Codeforces Round #495 (Div. 2) Sonya and Matrix
正常没有正方形的限制下,值为i的点个数4i
那么从0开始遍历,第一个不为4i的值就是min(x, y)
由于对称性我们姑且令x为这个值
我们先列举n*m=t的各种情况
对于一对n, m。我们已经知道n,m,x
再由于对称性,我们假设距离(x,y)最远的点在(n, m)。(当然也可能在(1,m))
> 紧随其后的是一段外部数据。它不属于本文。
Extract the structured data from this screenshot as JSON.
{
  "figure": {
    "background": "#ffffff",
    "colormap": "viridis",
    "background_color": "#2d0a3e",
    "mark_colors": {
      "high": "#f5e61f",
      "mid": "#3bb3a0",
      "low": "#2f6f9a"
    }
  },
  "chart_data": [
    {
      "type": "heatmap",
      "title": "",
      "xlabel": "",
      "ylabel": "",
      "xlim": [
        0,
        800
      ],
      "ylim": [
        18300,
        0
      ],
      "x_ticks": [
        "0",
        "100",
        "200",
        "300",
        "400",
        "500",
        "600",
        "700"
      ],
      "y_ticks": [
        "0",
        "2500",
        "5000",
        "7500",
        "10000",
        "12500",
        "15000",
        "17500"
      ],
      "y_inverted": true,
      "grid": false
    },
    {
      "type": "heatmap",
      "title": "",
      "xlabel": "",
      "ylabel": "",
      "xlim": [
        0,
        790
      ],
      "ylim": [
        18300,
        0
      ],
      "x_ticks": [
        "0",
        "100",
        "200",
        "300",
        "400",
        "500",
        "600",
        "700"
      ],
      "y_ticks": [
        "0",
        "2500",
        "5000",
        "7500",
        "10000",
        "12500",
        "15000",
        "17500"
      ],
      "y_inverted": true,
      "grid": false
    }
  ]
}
现在知道了(n,m)到(x,y)为max(a[I])
列方程就能求出y了
然后再暴力验证就好了
#include <iostream>
#include <cstdio>
#include <cmath>
#include <cstring>
#include <map>
using namespace std;
const int N = 1e6 + 5;
const int INF = 0x3f3f3f3f;
typedef long long ll;
#define lson l, m, rt<<1
#define rson m+1, r, rt<<1|1
int A[N];
int mp[N];
int maxNum;
struct Line{
int k, b;
Line(int a=0, int _b=0):k(a), b(_b){}
int Count(int x1, int x2, int y1, int y2) {
int L = k*x1 + b;
int R = k*x2 + b;
if(L > R) swap(L, R);
x1 = L; x2 = R;
if(y1 < x1) {
if(y2 < x1) return 0;
else if(y2 <= x2)
return y2 - x1 + 1;
else return x2 - x1 + 1;
} else if(y1 <= x2) {
if(y2 <= x2)
return y2 - y1 + 1;
else return x2 - y1 + 1;
} else
return 0;
}
};
bool Test(int n, int m, int x) {
if(n < 2*x-1 || m < 2*x-1)
return false;
int y = n + m - maxNum - x;
if(y < x || m - y < x - 1)
return false;
// printf("%d %d\n", n, m);
for(int i = x; i <= maxNum; ++i) {
int all = 0;
int l1 = max(1, x - i);
int l2 = min(n, x + i);
int r1 = max(1, y - i);
int r2 = min(m, y + i);
Line t1(-1, i+x+y);
all += t1.Count(l1, l2, r1, r2);
Line t2(1, i-x+y);
all += t2.Count(l1, l2, r1, r2);
Line t3(-1, -i+x+y);
all += t3.Count(l1, l2, r1, r2);
Line t4(1, -i-x+y);
all += t4.Count(l1, l2, r1, r2);
// printf("%d ", all);
if(n - x >= i) all --;
if(y > i) all --;
if(m - y >= i) all --;
// printf("%d %d\n", i, all);
if(all != mp[i])
return false;
}
std::printf("%d %d\n%d %d\n", n, m, x, y);
return true;
}
int main() {
int t;
while(~scanf("%d", &t)) {
memset(mp, 0, sizeof(mp));
maxNum = -1;
for(int i = 0; i < t; ++i) {
scanf("%d", &A[i]);
mp[A[i]] ++;
maxNum = max(maxNum, A[i]);
}
bool flag = true; int X;
for(int i = 0; ; ++i) {
int id = i; int num = mp[i];
if(id == 0) {
flag &= num == 1;
} else {
flag &= num == 4*i;
}
if(flag == false) {
X = i;
break;
}
}
// for(int i = 0; i < t; ++i) printf("%d ", mp[i]); printf("\n");
// printf("%d\n", X);
if(X == 0) {
printf("-1\n");
continue;
}
flag = false;
for(int i = 1; i <= sqrt(t) && !flag; ++i) {
if(t % i == 0) {
int n = i; int m = t / i;
flag = Test(n, m, X);
if(!flag) {
flag = Test(m, n, X);
}
}
}
if(!flag) {
printf("-1\n");
}
}
return 0;
}